With only four main actors, Superhost keeps things intimate and focused. That’s a good thing, because it lets us really sit with the dynamics:

  • Claire and Teddy, slowly fracturing as their fear collides with their ambition.

  • Claire and Rebecca, circling each other like a morally compromised mouse and an enthusiastic snake.

  • Teddy caught in the middle, trying to keep both the relationship and the channel afloat while the situation veers from awkward to genuinely life-threatening.

The small cast also means the film trades sprawling mayhem for tight, escalating tension. It’s less about huge set pieces and more about that awful moment when you realize the person smiling at you is very, very wrong.

Hospitality as a Weapon

The film has a wicked little sense of irony about hospitality. Everything that’s supposed to make you feel taken care of — personal touches, friendliness, “I’m always available if you need anything!”— becomes invasive and terrifying in Rebecca’s hands. She appears unannounced, hovers too close, shares too much, and uses oversharing like a crowbar on their boundaries.

There’s a particularly delicious satisfaction in watching the usual power imbalance flipped. Typically, guests judge hosts; here, the host judges them. She watches them, studies them, and slowly tightens her grip. They came to evaluate her. She ends up evaluating their right to exist. Customer service has never felt so predatory.

Blood, Panic, and the Point of No Return

Of course, this is still a horror film, and when things finally go off the rails, they go hard. Christensen doesn’t reinvent the gore wheel, but he doesn’t need to — the violence hits precisely because we’ve spent so much time watching these people bicker about subscribers and editing software.
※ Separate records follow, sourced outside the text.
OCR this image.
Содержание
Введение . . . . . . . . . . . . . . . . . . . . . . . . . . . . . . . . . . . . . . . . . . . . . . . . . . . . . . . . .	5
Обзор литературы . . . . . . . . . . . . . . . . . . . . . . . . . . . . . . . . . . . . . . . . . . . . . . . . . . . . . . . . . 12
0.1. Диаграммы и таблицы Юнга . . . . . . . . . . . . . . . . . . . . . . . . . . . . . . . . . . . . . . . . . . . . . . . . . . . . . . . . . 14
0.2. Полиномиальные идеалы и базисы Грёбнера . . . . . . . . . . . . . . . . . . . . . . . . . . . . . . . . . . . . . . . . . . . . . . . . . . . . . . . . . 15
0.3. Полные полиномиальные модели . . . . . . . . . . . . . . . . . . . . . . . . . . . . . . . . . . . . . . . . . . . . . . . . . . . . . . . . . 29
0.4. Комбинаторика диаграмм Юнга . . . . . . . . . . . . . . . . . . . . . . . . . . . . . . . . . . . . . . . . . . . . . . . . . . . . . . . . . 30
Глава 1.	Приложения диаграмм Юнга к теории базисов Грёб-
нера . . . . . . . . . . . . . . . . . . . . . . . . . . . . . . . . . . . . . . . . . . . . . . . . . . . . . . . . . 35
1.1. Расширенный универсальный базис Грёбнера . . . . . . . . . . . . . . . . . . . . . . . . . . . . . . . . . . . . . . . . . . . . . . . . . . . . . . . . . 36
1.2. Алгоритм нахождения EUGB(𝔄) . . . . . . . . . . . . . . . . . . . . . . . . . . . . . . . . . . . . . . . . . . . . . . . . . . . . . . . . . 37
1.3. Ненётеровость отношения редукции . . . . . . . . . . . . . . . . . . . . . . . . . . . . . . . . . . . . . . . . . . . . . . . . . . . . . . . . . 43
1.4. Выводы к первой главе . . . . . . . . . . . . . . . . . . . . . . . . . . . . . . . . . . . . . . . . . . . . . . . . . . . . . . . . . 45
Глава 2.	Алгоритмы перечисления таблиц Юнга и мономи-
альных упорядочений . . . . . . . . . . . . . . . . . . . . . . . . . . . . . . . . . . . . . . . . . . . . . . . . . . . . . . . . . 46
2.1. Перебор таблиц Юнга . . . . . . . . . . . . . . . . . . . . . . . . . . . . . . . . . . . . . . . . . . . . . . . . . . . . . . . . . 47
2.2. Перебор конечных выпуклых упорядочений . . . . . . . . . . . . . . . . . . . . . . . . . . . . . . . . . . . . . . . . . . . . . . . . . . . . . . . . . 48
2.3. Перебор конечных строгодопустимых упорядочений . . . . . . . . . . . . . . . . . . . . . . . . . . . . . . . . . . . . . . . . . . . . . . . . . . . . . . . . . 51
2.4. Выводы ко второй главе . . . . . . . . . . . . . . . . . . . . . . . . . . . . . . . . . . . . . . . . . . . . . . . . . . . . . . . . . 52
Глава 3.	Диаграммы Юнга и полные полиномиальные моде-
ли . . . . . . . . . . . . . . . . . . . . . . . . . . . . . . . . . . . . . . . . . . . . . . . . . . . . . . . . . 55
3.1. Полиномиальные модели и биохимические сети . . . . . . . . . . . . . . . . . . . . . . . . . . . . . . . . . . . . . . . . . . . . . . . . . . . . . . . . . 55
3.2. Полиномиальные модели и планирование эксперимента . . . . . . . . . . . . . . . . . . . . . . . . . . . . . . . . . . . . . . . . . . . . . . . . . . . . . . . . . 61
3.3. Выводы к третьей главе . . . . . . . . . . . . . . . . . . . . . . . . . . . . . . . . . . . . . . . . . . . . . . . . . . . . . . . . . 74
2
The contrast between YouTube-polished life and messy, physical brutality is stark and effective.

As the situation spirals, the movie leans into the tragedy of it all: if Claire and Teddy hadn’t been so obsessed with “the channel,” if they had listened to their instincts a little earlier, if they’d treated people with more kindness… but they didn’t. And Rebecca is not the kind of person the universe sends as a gentle correction. She’s the nuclear option.

A Smart Little Horror Gem in an Algorithm World

Superhost works because it keeps things sharp and simple. It’s not overstuffed with lore. It doesn’t try to explain every motive with a tragic backstory monologue. It takes one clear idea — what if your superhost is dangerously unstable? — and explores it through the very modern lens of online fame and fragile reputations.

Sara Canning and Osric Chau are perfectly cast as a couple you want to root for and occasionally slap. Gracie Gillam delivers one of those performances where you can’t look away even when you want to. And Barbara Crampton, horror royalty that she is, strolls in to remind everyone what real presence looks like.

Is it a small movie? Yes. Is it perfect? No — a little more depth for the couple’s arc and a touch more exploration of Rebecca’s psyche wouldn’t hurt. But as a wickedly fun, tight, darkly comic horror story about the perils of chasing clicks and trusting strangers with your location, it absolutely delivers.

In the end, Superhost leaves you with two valuable lessons: never underestimate the host, never assume “we’re recording this” makes you safe, and for the love of all that is holy, maybe don’t be awful to people online whose house you might one day stay in. Five stars for the horror. Zero stars for ever booking a remote rental again.